Additiv gefertigte Heißkanaltechnik

Vor einem Jahr hat Witosa seine additiv gefertigte einteilige Monolith-Heißkanaldüse auf den Markt gebracht. Der Absatz der Produkte sei seit Einführung rasant gestiegen, und so wurde der Bereich additive Fertigung in der Forschung und Entwicklung weiter ausgebaut. Auf der K 2022 hat das Unternehmen weitere im SLM-Verfahren gefertigte Produkte vorgestellt.

Dazu gehören zum einen die Energy Blocker, die ersten additiv gefertigten Druckstücke, die den Energieverbrauch der Heißkanalverteiler um bis zu 52 % gegenüber marktüblichen Verteilersystemen mit Titan- oder Keramikdruckstücken senken. Außerdem wurden die ersten additiv gefertigten Nadelverschlussheißkanaldüsen in verschiedenen Baugrößen vorgestellt. Ebenso wie bei der offenen Variante der Monolith-Düse ist der Grundkörper im SLM-Verfahren gefertigt und hat dank KI eine eingedruckte „Intelligenz“, bestehend aus einem Isolations- und Wärmeleitsystem.
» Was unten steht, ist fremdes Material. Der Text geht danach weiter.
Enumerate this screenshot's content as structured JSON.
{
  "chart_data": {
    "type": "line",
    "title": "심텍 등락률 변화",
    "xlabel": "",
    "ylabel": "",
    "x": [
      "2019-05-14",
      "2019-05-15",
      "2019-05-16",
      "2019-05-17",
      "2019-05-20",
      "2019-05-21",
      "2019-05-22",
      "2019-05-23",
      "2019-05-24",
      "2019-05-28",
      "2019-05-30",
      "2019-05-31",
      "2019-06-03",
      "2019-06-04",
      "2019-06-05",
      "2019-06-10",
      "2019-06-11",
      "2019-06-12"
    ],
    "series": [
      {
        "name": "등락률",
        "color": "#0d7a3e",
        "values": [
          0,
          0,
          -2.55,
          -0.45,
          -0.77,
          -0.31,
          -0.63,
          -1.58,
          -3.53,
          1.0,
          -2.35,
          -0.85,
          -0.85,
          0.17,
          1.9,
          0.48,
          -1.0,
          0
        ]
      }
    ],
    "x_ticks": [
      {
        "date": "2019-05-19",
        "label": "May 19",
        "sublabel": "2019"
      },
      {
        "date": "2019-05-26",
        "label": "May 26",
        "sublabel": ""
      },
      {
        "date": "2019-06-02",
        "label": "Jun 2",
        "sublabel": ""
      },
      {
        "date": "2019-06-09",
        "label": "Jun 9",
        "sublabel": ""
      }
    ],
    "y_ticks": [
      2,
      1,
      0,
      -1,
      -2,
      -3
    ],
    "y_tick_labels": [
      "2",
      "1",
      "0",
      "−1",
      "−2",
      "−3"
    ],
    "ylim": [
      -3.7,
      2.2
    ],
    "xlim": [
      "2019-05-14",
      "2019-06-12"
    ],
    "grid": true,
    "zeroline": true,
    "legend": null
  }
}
Die Nadelführung konnte dabei durch die thermische Gestaltung der Monolith-Nadelverschlussdüse näher an den Anspritzpunkt gelegt werden. Dies garantiere eine höchstmögliche Lebensdauer der Anspritzpunkte und Präzision beim Einfahren in den Verschlussdurchmesser, verspricht der Hersteller. Die Nadelführung selbst ist dabei als ein separates Bauteil aus pulvermetallurgischem Stahl ausgeführt und somit von der ansonsten monolithischen Düse lösbar und austauschbar.

Insbesondere für die Kunden der Medizin-, Pharma- und Verpackungsbranche wurde in Düsseldorf ein weiteres SLM-gedrucktes Highlight als Weltpremiere gezeigt: die Monolith-Heißkanaldüse als schwimmende Variante. Hierbei wird die bestehende Heißkanaldüse durch einen hochtechnologischen, ebenfalls SLM-gedruckten, Düsenkopf ergänzt. Der Düsenkopf enthält, ebenso wie die Monolith-Düse, ein eingedrucktes Wärmeleitsystem und isoliert die Düse somit gegen die Spritzgussform ab. Hohe Energieverluste seien somit eliminiert worden.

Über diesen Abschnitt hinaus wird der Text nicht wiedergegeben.